When New York Governor Andrew Cuomo needed labor union support going into the state’s political conventions earlier this spring, he exercised his prerogative as the ultimate boss of the NYC-area Metropolitan Transportation Authority (MTA) and imposed a generous new labor agreement on the agency, winning devoted friendship from the workers. Now, a threat of a challenge from the left behind him, the Governor is adopting an attitude of detachment toward the looming possibility of a labor strike against the Long Island Rail Road (LIRR), an operating division of that very same MTA. Suddenly and uncharacteristically deferential, the Governor says Congress should deal with the LIRR matter, suggesting that federal legislators representing Texas and California (who still can’t find the wherewithal to fix the federal trust fund) are the most qualified people in the world to settle a dispute between an agency the Governor of New York controls and New York labor unions the Governor is on a first name basis with.
Just as basketball free agent Carmelo Anthony this same month theatrically makes the circuit of NBA teams in Los Angeles, Dallas and Chicago as a means of getting a better deal from the hometown Knicks, the Governor’s nod toward the U.S. Capitol dome is a well-practiced head feint. It’s a standard pattern: when the heroic workforce of the MTA labored day and night to re-open the subways after Hurricane Sandy, the Governor was right there on all channels to take credit for the miracle; when there’s bad news about on-going maintenance problems or chronic delays in major capital projects, the Governor generally has just one hard-hitting, incisive question: “The MTA? What’s that?”
A New York governor’s ambivalence toward urban transportation is no new phenomenon, and nor is it unique among the other 49 governors. The common syndrome is just more insidious in the Empire State because the high importance of public transit in this state is so diametrically opposite to the low rank the issue often occupies on a governor’s agenda. If the Governor of Wyoming doesn’t spend late nights stalking the corridors of Cheyenne urging the Wyoming legislature to improve transit, we might cut him a little slack, but lack of effort in New York has huge economic consequences for a sizable portion of U.S. transit riders.
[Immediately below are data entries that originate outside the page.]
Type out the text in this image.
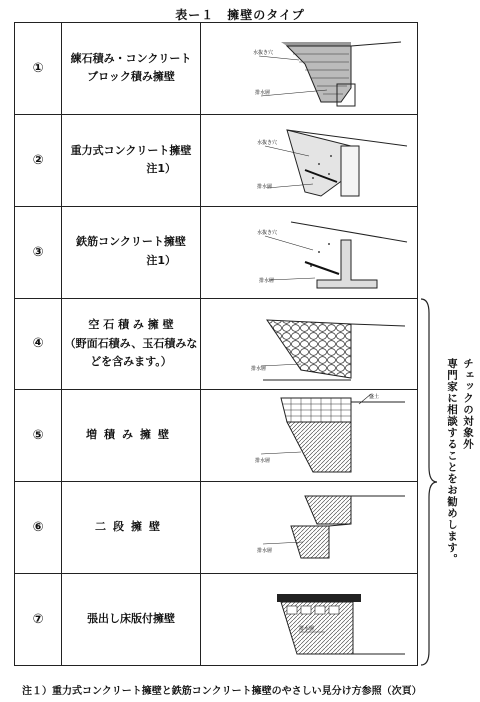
表ー１　擁壁のタイプ
①	練石積み・コンクリート
ブロック積み擁壁	水抜き穴
排水層

②	重力式コンクリート擁壁
注1）	水抜き穴
排水層

③	鉄筋コンクリート擁壁
注1）	水抜き穴
排水層

④	空 石 積 み 擁 壁
（野面石積み、玉石積みな
どを含みます。）	排水層

⑤	増積み擁壁	盛土
排水層

⑥	二段擁壁	排水層

⑦	張出し床版付擁壁	排水層
チェックの対象外
専門家に相談することをお勧めします。
注１）重力式コンクリート擁壁と鉄筋コンクリート擁壁のやさしい見分け方参照（次頁）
New Yorkers’ awareness of the state’s responsibility for the MTA now seems to be growing, along with their willingness to hold state legislators and the governor politically accountable, in large part due to the work of a relatively new organization we admire, the Riders Alliance of New York City, which recently celebrated its second anniversary.
The Riders Alliance is a useful hybrid of consumer activism and political organizing. In its first two years of existence it has run several effective hyper-local campaigns for service improvements in particular neighborhoods and on particular transit lines. For example, they have won enhanced bus service for the Bay Ridge neighborhood of Brooklyn, and improved frequency on the G train. They accomplished that by organizing riders at the neighborhood level, and then conveying their demands to the State Senators and Assembly members from the affected districts.
Given today’s low levels of civic awareness, the average New Yorker probably thinks the subway is a responsibility of the city government, and if provoked might be inclined to send complaints to the mayor – not realizing (because it makes little sense) that the mayor of New York City may have less direct influence over the subways than a state senator from Buffalo could have. The Riders Alliance is re-directing consumer pressure where it belongs: On the statehouse in Albany. By making state legislators the recipient of their suggestions about the MTA, the Riders Alliance is gradually making the legislature’s historic ambivalence and evasiveness toward transit politically untenable, and building support for transit in both chambers. Who knows? With continued education and pressure, maybe they’ll also prevail on the Governor to recognize that transit is something that deserves support all year round, not just after extraordinary storms or before Democratic primaries.